DiffSinger: Singing Voice Synthesis via Shallow Diffusion Mechanism (SVS & TTS); AAAI 2022; Official code
MIT License
4.25k stars 712 forks source link

The model takes the phoneme duration as input when inference? #28

Closed YawYoung closed 2 years ago

YawYoung commented 2 years ago

Thanks for your wonderful work! I was running the inference of 0128_opencpop_ds58_midi, but there's a problem that bothers me.

https://github.com/MoonInTheRiver/DiffSinger/blob/master/tasks/tts/fs2.py#L348

    ############
    # infer
    ############
    def test_step(self, sample, batch_idx):
        spk_embed = sample.get('spk_embed') if not hparams['use_spk_id'] else sample.get('spk_ids')
        txt_tokens = sample['txt_tokens']
        mel2ph, uv, f0 = None, None, None
        ref_mels = None
        if hparams['profile_infer']:
            pass
        else:
            if hparams['use_gt_dur']:
                mel2ph = sample['mel2ph']
            if hparams['use_gt_f0']:
                f0 = sample['f0']
                uv = sample['uv']
                print('Here using gt f0!!')
            if hparams.get('use_midi') is not None and hparams['use_midi']:
                outputs = self.model(
                    txt_tokens, spk_embed=spk_embed, mel2ph=mel2ph, f0=f0, uv=uv, ref_mels=ref_mels, infer=True,
                    pitch_midi=sample['pitch_midi'], midi_dur=sample.get('midi_dur'), is_slur=sample.get('is_slur'))
            else:
                outputs = self.model(
                    txt_tokens, spk_embed=spk_embed, mel2ph=mel2ph, f0=f0, uv=uv, ref_mels=ref_mels, infer=True)

The param use_gt_dur is True, that is, the model takes the phoneme duration as input when inference. Is it correct?

MoonInTheRiver commented 2 years ago

I mentioned this in https://github.com/MoonInTheRiver/DiffSinger/blob/master/usr/configs/midi/readme.md , issue: b "b) in this version of codes, we used the melody frontend ([lyric + MIDI]->[F0]) to predict F0 contour, but used the ground truth ph-durations."

I think a fine-grained music score could include phoneme duration, and it is not necessary to write a duration predictor. If I have time, maybe I will update this feature by adding a duration predictor. You can also add it by yourself.
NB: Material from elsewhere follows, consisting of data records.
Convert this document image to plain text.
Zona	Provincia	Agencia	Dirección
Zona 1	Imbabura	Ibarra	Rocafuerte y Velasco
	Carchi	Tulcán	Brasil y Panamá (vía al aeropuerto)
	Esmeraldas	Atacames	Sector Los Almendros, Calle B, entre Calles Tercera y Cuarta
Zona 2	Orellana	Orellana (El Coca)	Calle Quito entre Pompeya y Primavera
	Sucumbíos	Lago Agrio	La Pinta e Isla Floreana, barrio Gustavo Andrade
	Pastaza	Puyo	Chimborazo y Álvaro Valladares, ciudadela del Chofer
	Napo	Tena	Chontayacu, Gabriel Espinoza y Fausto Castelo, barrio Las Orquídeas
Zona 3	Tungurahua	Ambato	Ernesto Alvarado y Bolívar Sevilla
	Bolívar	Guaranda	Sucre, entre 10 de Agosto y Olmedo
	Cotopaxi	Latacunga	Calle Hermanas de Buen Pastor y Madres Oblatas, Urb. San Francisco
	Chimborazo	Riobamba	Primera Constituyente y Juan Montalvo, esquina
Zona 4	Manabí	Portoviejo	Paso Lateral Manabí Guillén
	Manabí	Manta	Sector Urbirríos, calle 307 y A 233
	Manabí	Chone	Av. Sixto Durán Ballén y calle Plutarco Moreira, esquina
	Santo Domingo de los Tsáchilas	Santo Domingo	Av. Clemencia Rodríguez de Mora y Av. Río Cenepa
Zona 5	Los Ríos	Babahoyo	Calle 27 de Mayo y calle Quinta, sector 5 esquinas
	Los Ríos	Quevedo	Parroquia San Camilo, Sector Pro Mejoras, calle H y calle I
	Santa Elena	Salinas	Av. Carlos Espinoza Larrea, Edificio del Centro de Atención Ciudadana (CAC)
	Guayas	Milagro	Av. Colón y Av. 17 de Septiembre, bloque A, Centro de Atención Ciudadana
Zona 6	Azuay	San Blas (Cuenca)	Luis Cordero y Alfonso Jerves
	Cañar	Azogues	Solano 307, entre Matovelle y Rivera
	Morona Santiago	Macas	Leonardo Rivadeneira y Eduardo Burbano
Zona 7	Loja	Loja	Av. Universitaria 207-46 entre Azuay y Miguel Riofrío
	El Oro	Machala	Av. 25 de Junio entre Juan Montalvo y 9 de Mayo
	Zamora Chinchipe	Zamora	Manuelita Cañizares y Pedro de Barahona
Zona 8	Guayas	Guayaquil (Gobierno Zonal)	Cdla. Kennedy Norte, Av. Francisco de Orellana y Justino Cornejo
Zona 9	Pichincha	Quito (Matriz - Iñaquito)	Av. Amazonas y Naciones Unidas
YawYoung commented 2 years ago

Got it, thanks!

YawYoung commented 2 years ago

DiffSinger(PopCS) does not need the ground truth phoneme duration as the input when we do inference?

YawYoung commented 2 years ago

If a score has no phoneme duration annotation, is there an automatic phoneme duration annotation method?

MoonInTheRiver commented 2 years ago

I have updated the codes: [[lyric + MIDI]->[F0+ph_dur]]